In the following examples the abstracts only and by sentence options are selected for the dataset. The "Amyotrophic Lateral Sclerosis (ALS)" concept is used as target, and the default PMI is used as association measure.

The following table shows the top 5 concepts obtained with the default minimum frequency 10:

Top 5 concepts associated with target ALS at min. frequency 10
concept term group jointFreq pmi rank
C4475575 Radicava CHEM 13 12.37871 18.0
C0154683 Other motor neuron disease DISO 50 11.96223 22.0
C0678179 Rilutek CHEM 11 11.58517 32.5
C3686938 Progressive motor neuron disease DISO 42 11.46969 41.0
C1456383 IGFALS gene GENE 1086 11.29005 43.0

For example it can be seen that "Other motor neuron disease" belongs to the disorder ("DISO") category, it appears together with ALS 50 times in total which represents a large proportion of the occurences of the CUI "Other motor neuron disease" but only a small proportion of the occurrences of the target ALS, which is much more frequent.

### Filtering with Minimum Joint Frequency

The minimum frequency can be used to adjust the results to the desired level of generality. For example decreasing the minimum to zero gives the following top 5 concepts:

Top 5 concepts associated with target ALS at min. frequency 0
concept term group jointFreq pmi rank
C4519182 AZD-7295 CHEM 1 12.58517 8.5
C0154758 Inflammatory and toxic neuropathy DISO 1 12.58517 8.5
C0154684 Other anterior horn cell diseases DISO 1 12.58517 8.5
C0154754 Hereditary and idiopathic neuropathy, unspecified DISO 2 12.58517 8.5
C2317805 multifactorial amyotrophic lateral sclerosis DISO 1 12.58517 8.5

This results in many rare concepts (only 1 or 2 occurrences) which have a high PMI with the target ALS because the latter always appears when they do. However this is hardly meaningful, especially in the case of concepts which appear only once.

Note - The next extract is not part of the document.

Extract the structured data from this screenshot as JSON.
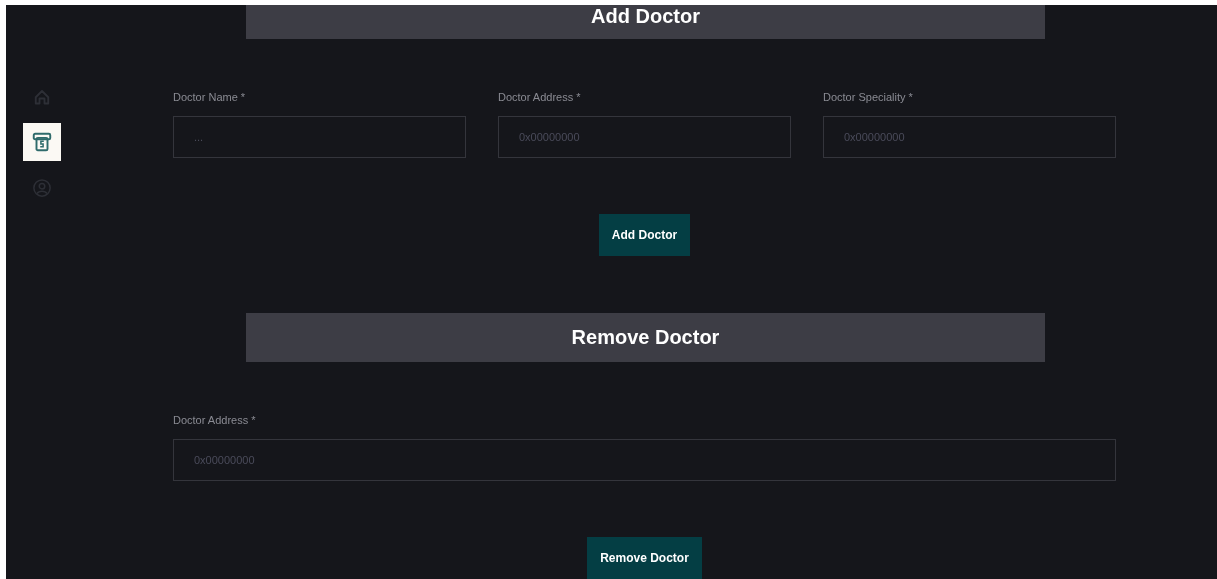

Note: the rank of these concepts is identical because they have exactly the same PMI with the target. In such cases where several concepts are tied, the rank is the average of the ranks that would be obtained by ordering the tied concepts arbitrarily.

It is also possible to do the oposite, that is to observe only the most general related concepts by increasing the minimum frequency, for example at 100 below:

Top 5 concepts associated with target ALS at min. frequency 100
concept term group jointFreq pmi rank
C1456383 IGFALS gene GENE 1086 11.29005 43
C4024896 Motor neuron atrophy DISO 525 11.05528 50
C0154682 Lateral Sclerosis DISO 292 10.93107 58
C1428691 C9orf72 gene GENE 1382 10.90755 60
C0524459 Lower motor neuron ANAT 893 10.86020 62

With the rare concepts discarded, the results now show frequent concepts as strongest associations. One may notice that the top PMI values are not very far from the ones observed before without any filtering. This is often the case when the target concept is very frequent, since many other concepts have a quite strong association with it, i.e. there are only small variations in association power (PMI) across a very large set of concepts. The filtering options help visualizing the most relevant relations for a particular goal.

### Filtering with Semantic Types

The below top 5 concepts are obtained by selecting only the "Genes and Molecular Sequences" in the semantic filter, with a min. frequency of 100:

Top 5 concepts in the 'Genes and Molecular Sequences' category for target ALS (min. frequency 100)
concept term group jointFreq pmi rank
C1456383 IGFALS gene GENE 1086 11.29005 43
C1428691 C9orf72 gene GENE 1382 10.90755 60
C1420588 TARDBP gene GENE 2325 10.55432 89
C1421305 UBQLN2 gene GENE 124 10.39725 99
C1420306 SOD1 gene GENE 4541 10.34614 100

Note that this filter leaves only around 40 genetic concepts in the table (thanks to the minimum frequency filter). This way one can observe the difference in association strength between different concepts: while the top concepts have a high PMI close to, the concepts found at the bottom of the table have a PMI close to 0 or even slightly negative. This means that they are not especially associated with the target, and it can be seen that most of them are indeed generic terms such as "Genes", "Alleles", "DNA sequence".